Le Secrétaire du Cabinet de la Santé Kényan, Aden Duale a annoncé les plans du ministère pour revoir et améliorer les programmes dans le cadre du programme de la Social Health Authority (SHA). L’initiative fait suite aux commentaires des Kenyans demandant des améliorations, en particulier dans les services d’oncologie.

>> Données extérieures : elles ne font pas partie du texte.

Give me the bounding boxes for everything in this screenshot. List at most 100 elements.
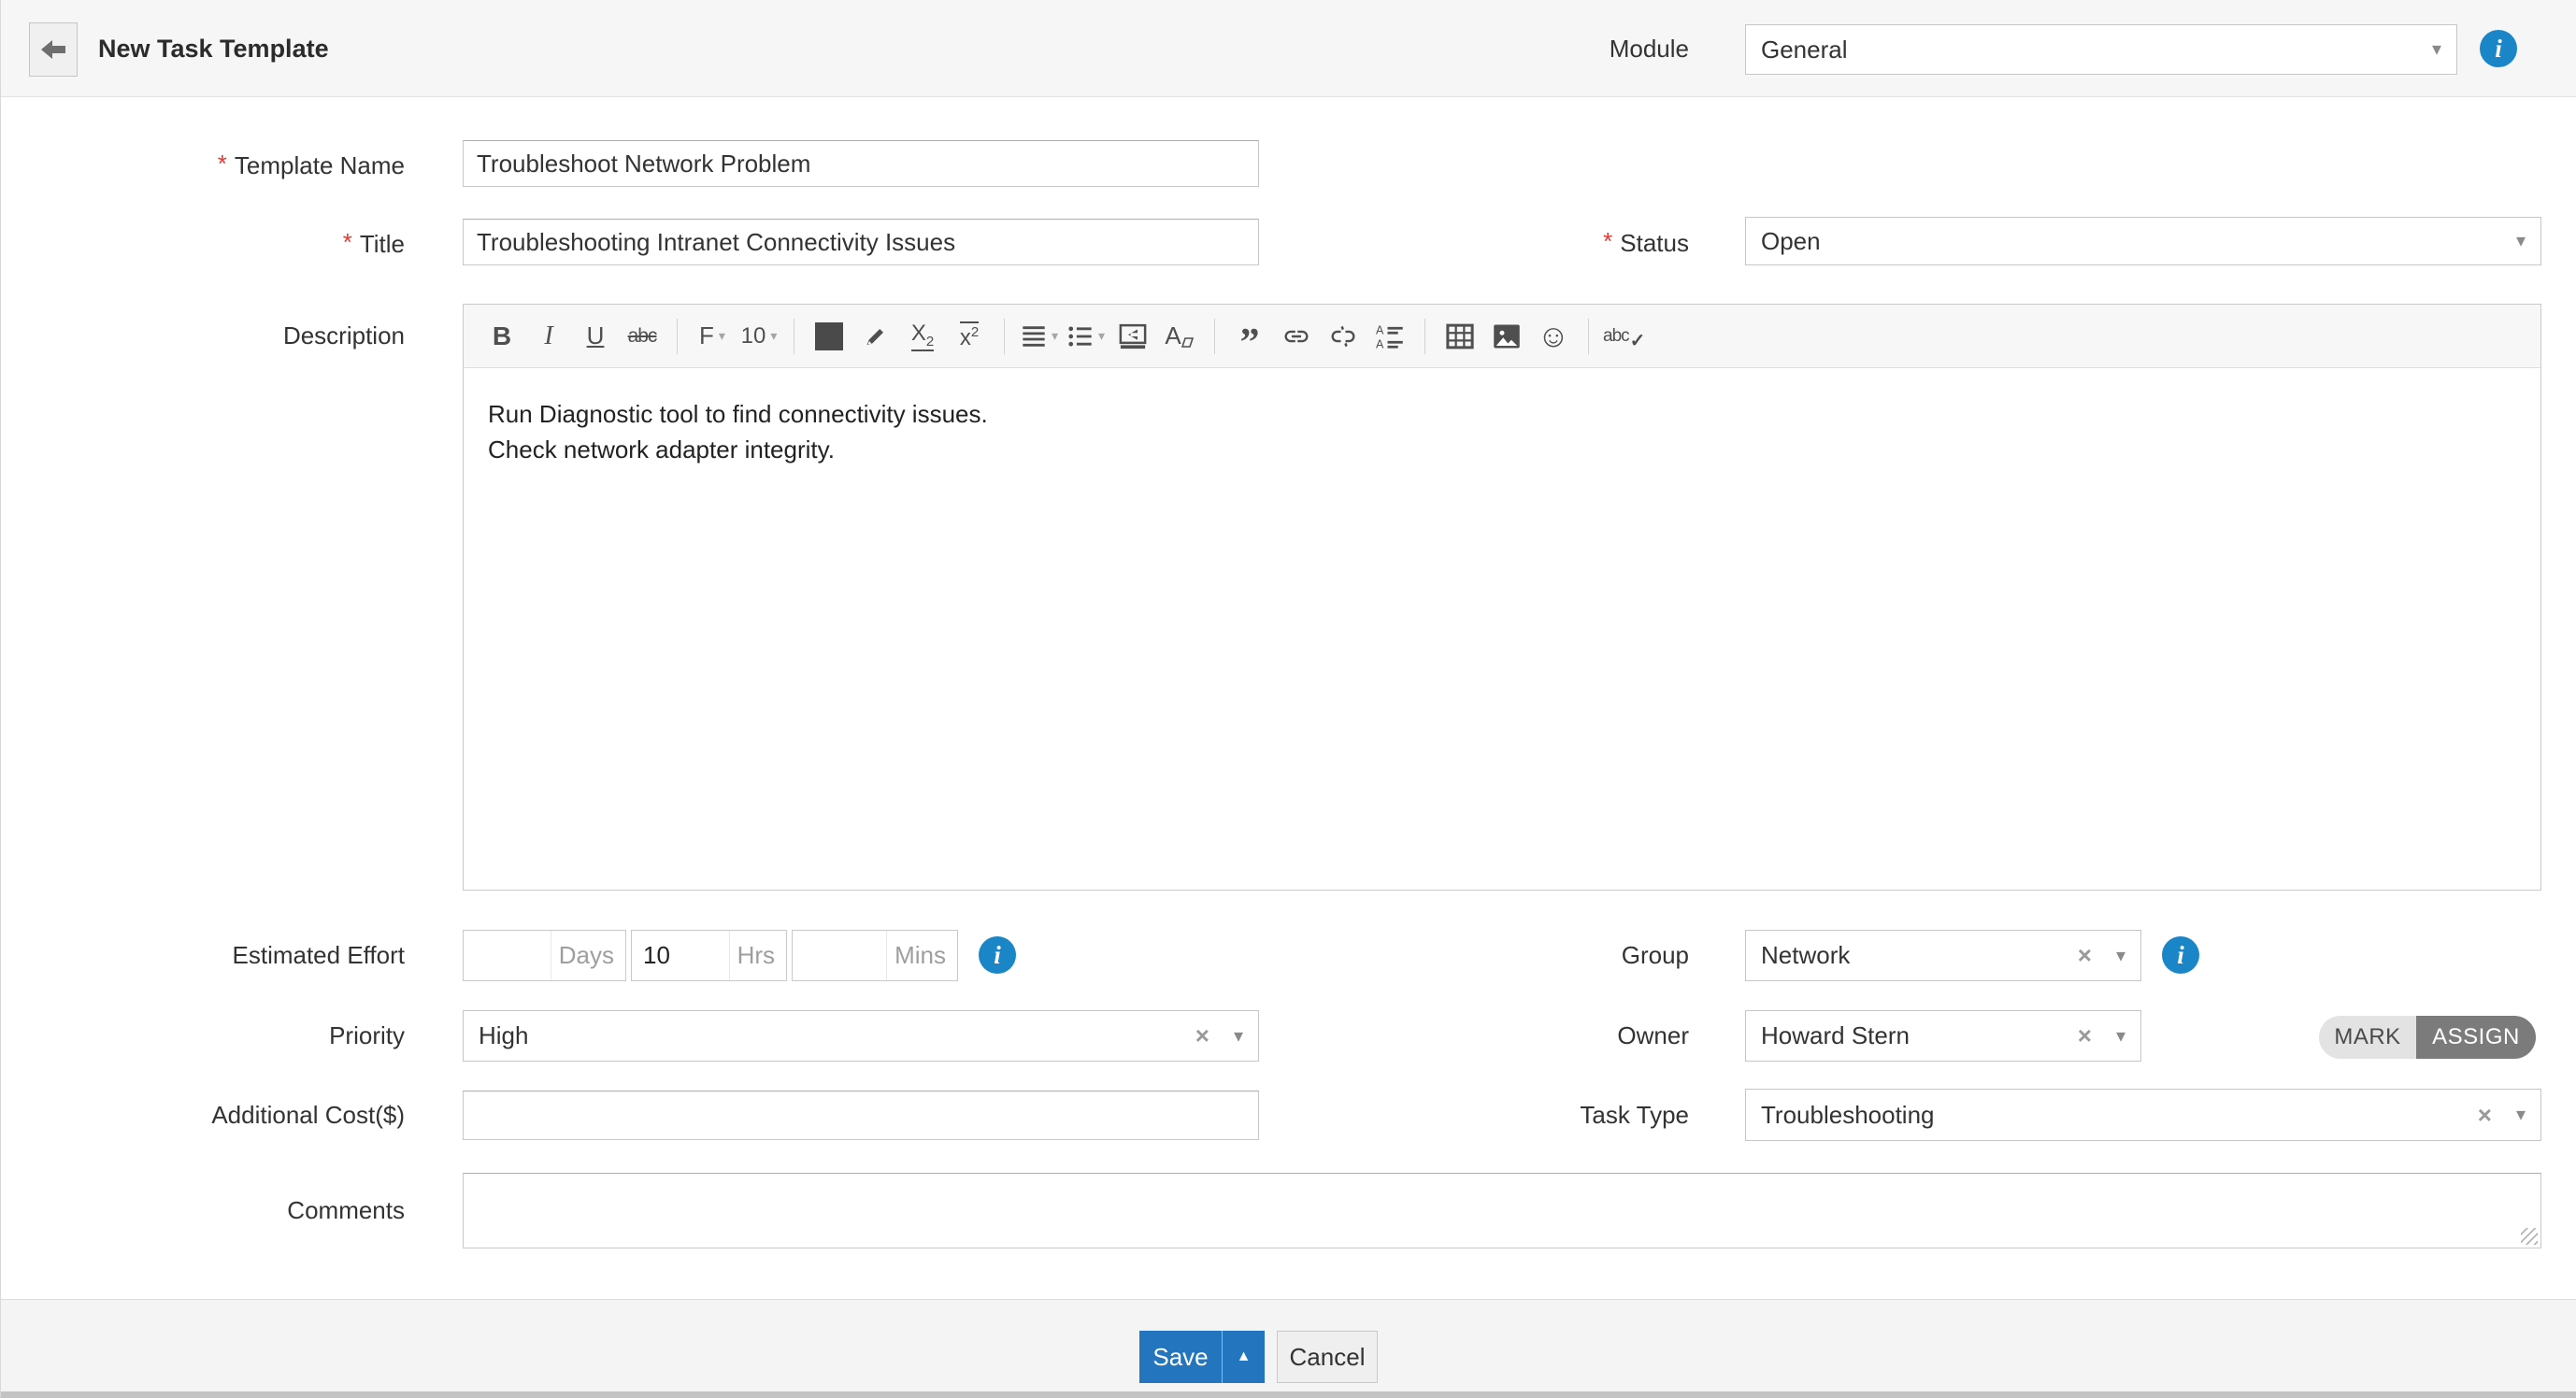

Duale a révélé que le ministère travaille en étroite collaboration avec le Comité consultatif sur les avantages sociaux et les tarifs pour garantir que les packages SHA révisés sont équitables, fondés sur des preuves, abordables et financièrement viables, conformément au programme de couverture sanitaire universelle (CSU) du gouvernement.
L’un des principaux objectifs de l’examen est le programme d’oncologie, actuellement plafonné à 550 000 Ksh. De nombreux Kenyans ont demandé une augmentation, invoquant les coûts élevés du traitement du cancer.
L’annonce a été faite alors que Duale a présidé le congrès annuel de l’Association kényane des hôpitaux privés (KAPH) à Nairobi. Il a rassuré les parties prenantes sur le fait que le ministère reste déterminé à rendre le programme SHA efficace pour fournir des soins de santé de qualité à tous les Kényans.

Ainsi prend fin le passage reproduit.